USDA increases 2017-‘18 corn production estimates in July WASDE

By Erin Voegele | July 12, 2017

The USDA has released the July edition of its World Agricultural Supply and Demand Estimates report, predicting larger corn supplies, greater feed and residual use and higher ending stocks for 2017-’18. The report raises corn beginning stocks by 75 million bushels, reflecting lower feed and residual use in 2016-’17. Corn production for 2017-’18 is projected 190 million bushels higher based on increased planted and harvested areas. The national average corn yield is unchanged at 170.7 bushels per acre.

According to the USDA harvested area-weighted precipitation for the major corn producing states was below normal in June, but did not represent an extreme deviation from average. For much of the crop, the critical pollination period will be during middle and late July. 

In the WASDE report, the USDA said the projected feed and residual use for 2017-’18 is raised 50 million bushels on larger crop and lower expected prices. With other use categories unchanged, corn ending stocks are raised 215 million bushels from last month. The season-average corn price received by producers is lowered 10 cents at the midpoint, for a range of $2.90 to $3.70 per bushels with the larger carryout.

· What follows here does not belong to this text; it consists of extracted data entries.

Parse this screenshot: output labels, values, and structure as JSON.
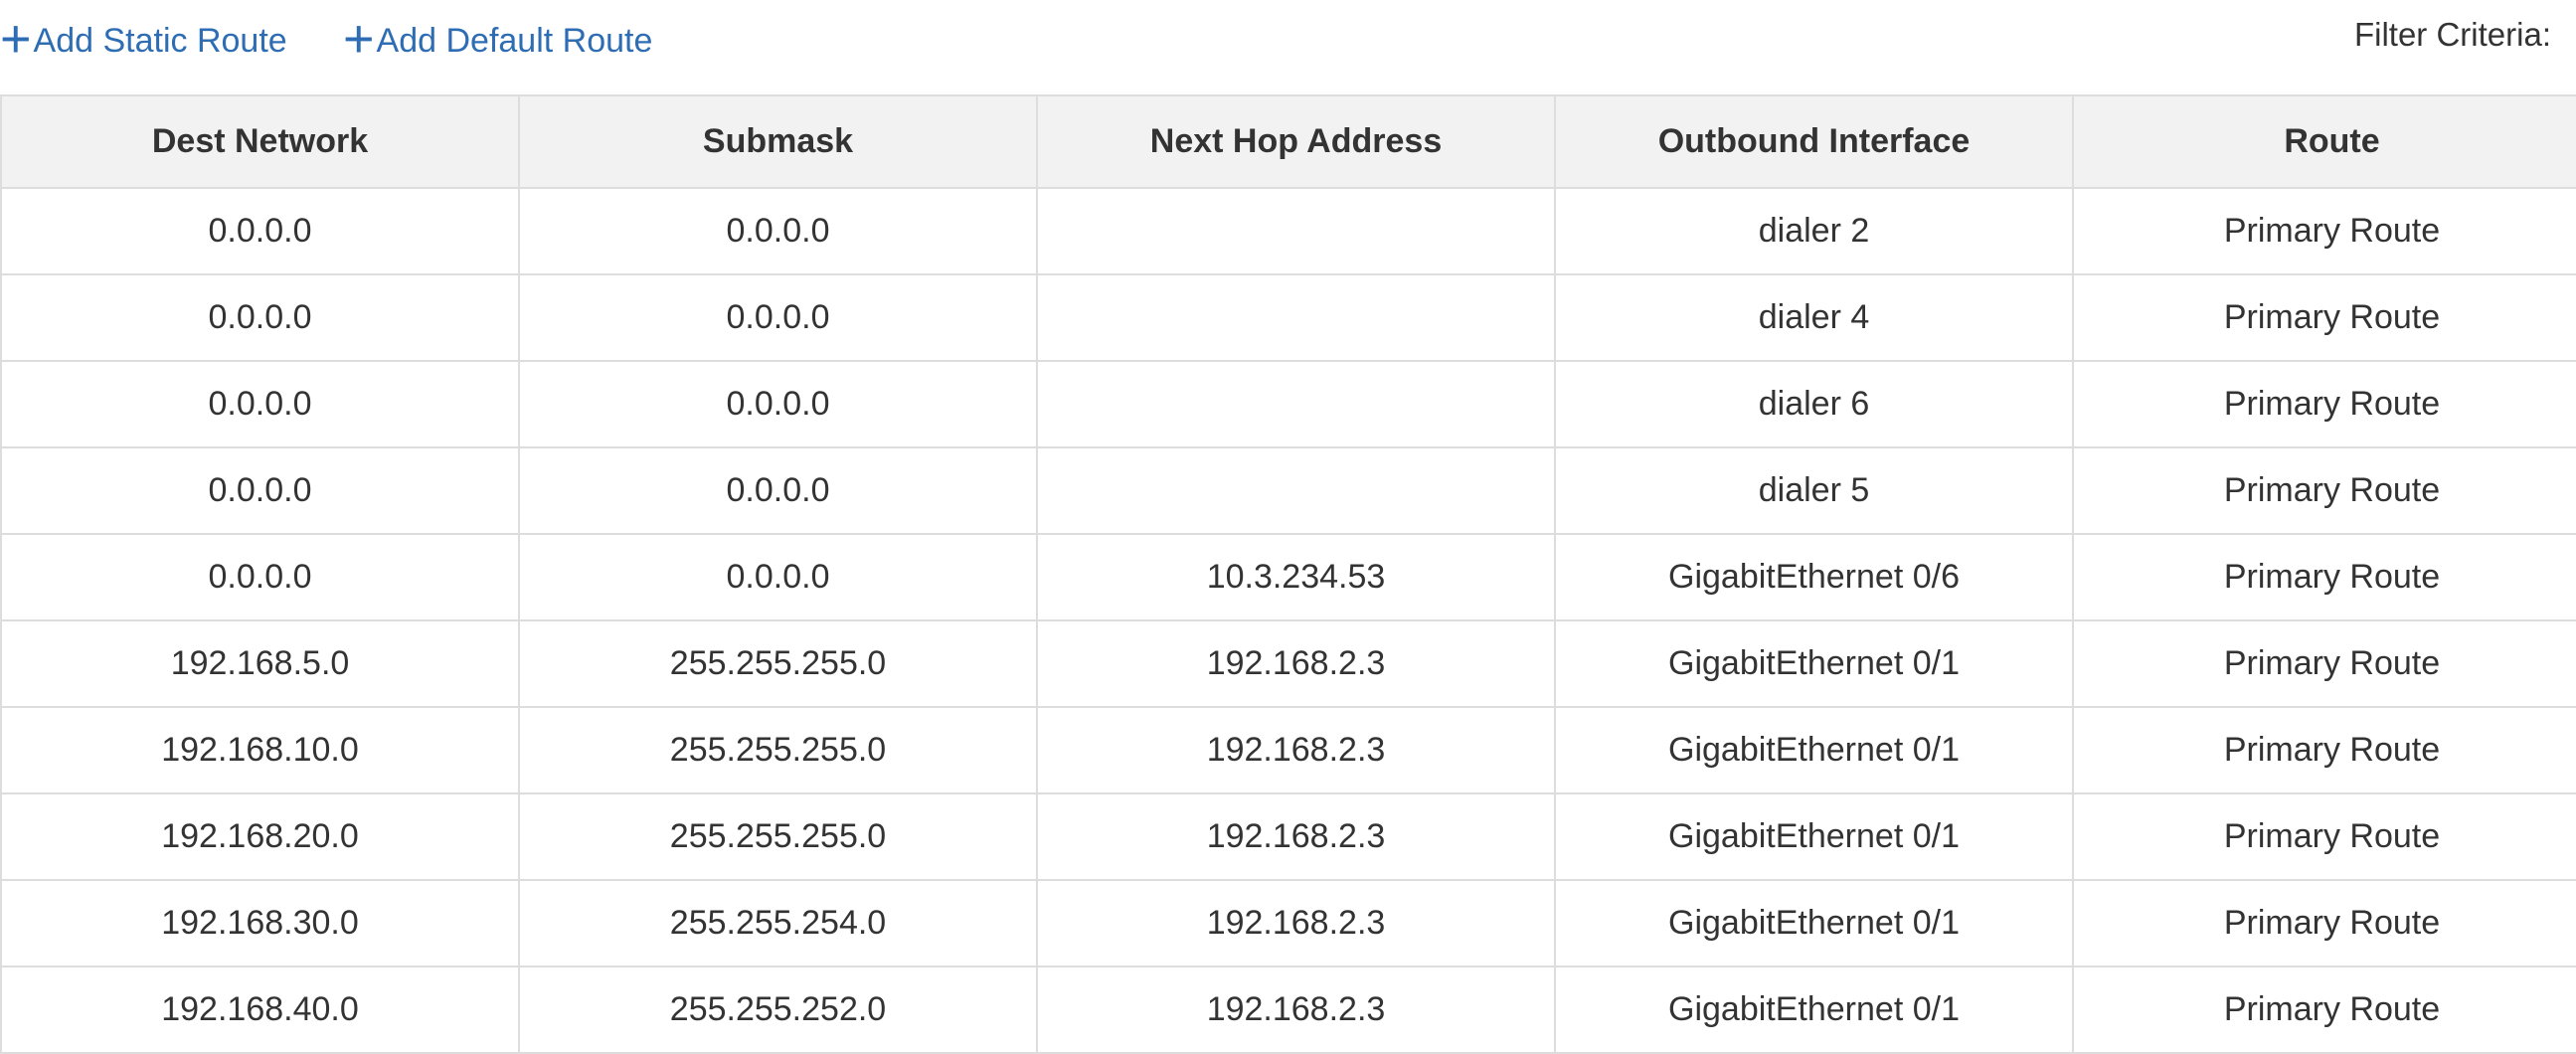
{
  "toolbar": {
    "add_static_route": "Add Static Route",
    "add_default_route": "Add Default Route",
    "filter_label": "Filter Criteria:"
  },
  "table": {
    "headers": [
      "Dest Network",
      "Submask",
      "Next Hop Address",
      "Outbound Interface",
      "Route"
    ],
    "rows": [
      [
        "0.0.0.0",
        "0.0.0.0",
        "",
        "dialer 2",
        "Primary Route"
      ],
      [
        "0.0.0.0",
        "0.0.0.0",
        "",
        "dialer 4",
        "Primary Route"
      ],
      [
        "0.0.0.0",
        "0.0.0.0",
        "",
        "dialer 6",
        "Primary Route"
      ],
      [
        "0.0.0.0",
        "0.0.0.0",
        "",
        "dialer 5",
        "Primary Route"
      ],
      [
        "0.0.0.0",
        "0.0.0.0",
        "10.3.234.53",
        "GigabitEthernet 0/6",
        "Primary Route"
      ],
      [
        "192.168.5.0",
        "255.255.255.0",
        "192.168.2.3",
        "GigabitEthernet 0/1",
        "Primary Route"
      ],
      [
        "192.168.10.0",
        "255.255.255.0",
        "192.168.2.3",
        "GigabitEthernet 0/1",
        "Primary Route"
      ],
      [
        "192.168.20.0",
        "255.255.255.0",
        "192.168.2.3",
        "GigabitEthernet 0/1",
        "Primary Route"
      ],
      [
        "192.168.30.0",
        "255.255.254.0",
        "192.168.2.3",
        "GigabitEthernet 0/1",
        "Primary Route"
      ],
      [
        "192.168.40.0",
        "255.255.252.0",
        "192.168.2.3",
        "GigabitEthernet 0/1",
        "Primary Route"
      ]
    ]
  }
}
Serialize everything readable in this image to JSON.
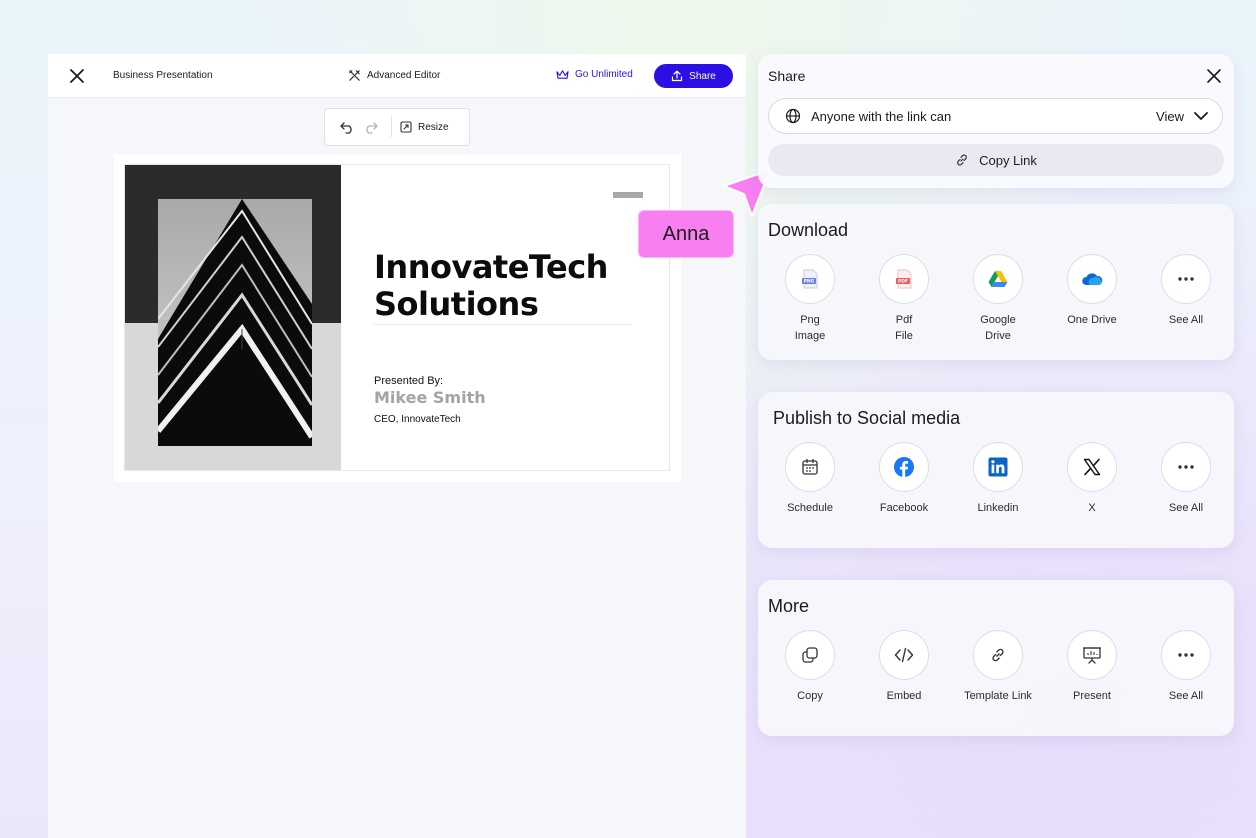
{
  "editor": {
    "doc_title": "Business Presentation",
    "advanced_editor": "Advanced Editor",
    "go_unlimited": "Go Unlimited",
    "share_label": "Share",
    "resize_label": "Resize"
  },
  "slide": {
    "title": "InnovateTech Solutions",
    "presented_by": "Presented By:",
    "presenter": "Mikee Smith",
    "role": "CEO, InnovateTech"
  },
  "collaborator": {
    "name": "Anna",
    "color": "#f77ff0"
  },
  "share": {
    "title": "Share",
    "access_text": "Anyone with the link can",
    "access_value": "View",
    "copy_link": "Copy Link"
  },
  "download": {
    "title": "Download",
    "items": [
      {
        "label": "Png\nImage",
        "icon": "png-file-icon"
      },
      {
        "label": "Pdf\nFile",
        "icon": "pdf-file-icon"
      },
      {
        "label": "Google\nDrive",
        "icon": "google-drive-icon"
      },
      {
        "label": "One Drive",
        "icon": "onedrive-icon"
      },
      {
        "label": "See All",
        "icon": "more-dots-icon"
      }
    ]
  },
  "social": {
    "title": "Publish to Social media",
    "items": [
      {
        "label": "Schedule",
        "icon": "calendar-icon"
      },
      {
        "label": "Facebook",
        "icon": "facebook-icon"
      },
      {
        "label": "Linkedin",
        "icon": "linkedin-icon"
      },
      {
        "label": "X",
        "icon": "x-logo-icon"
      },
      {
        "label": "See All",
        "icon": "more-dots-icon"
      }
    ]
  },
  "more": {
    "title": "More",
    "items": [
      {
        "label": "Copy",
        "icon": "copy-icon"
      },
      {
        "label": "Embed",
        "icon": "code-icon"
      },
      {
        "label": "Template Link",
        "icon": "link-icon"
      },
      {
        "label": "Present",
        "icon": "presentation-icon"
      },
      {
        "label": "See All",
        "icon": "more-dots-icon"
      }
    ]
  },
  "colors": {
    "accent": "#2c0fe3",
    "go_unlimited": "#2614e6",
    "cursor": "#f77ff0"
  }
}
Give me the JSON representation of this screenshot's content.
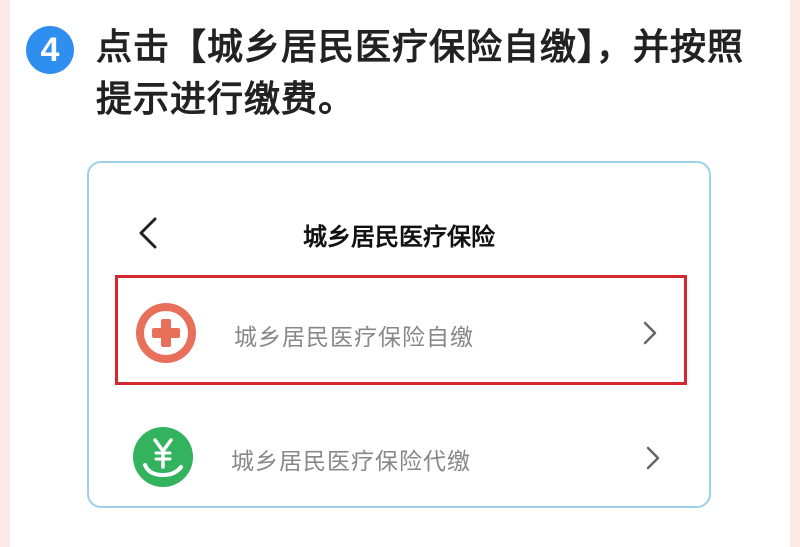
{
  "step": {
    "number": "4",
    "text": "点击【城乡居民医疗保险自缴】，并按照提示进行缴费。"
  },
  "screen": {
    "title": "城乡居民医疗保险"
  },
  "menu": {
    "items": [
      {
        "label": "城乡居民医疗保险自缴",
        "icon": "medical-cross-icon",
        "color": "#e8705a",
        "highlight": "#d5282e"
      },
      {
        "label": "城乡居民医疗保险代缴",
        "icon": "yuan-hand-icon",
        "color": "#34b35f"
      }
    ]
  }
}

The report also indicates EU corn production is down, reflecting a lower projection for Spain, where heat and dryness during grain fill hurt yield prospects. For 2016-’17, Argentina corn production is raised based on the latest information indicating a higher-than-expected level of area. In addition, the WASDE report states reduced corn exports are expected for the EU and Tanzania. Foreign corn ending stocks area raised from last month, with the largest increases in Vietnam, Mexico and Argentina.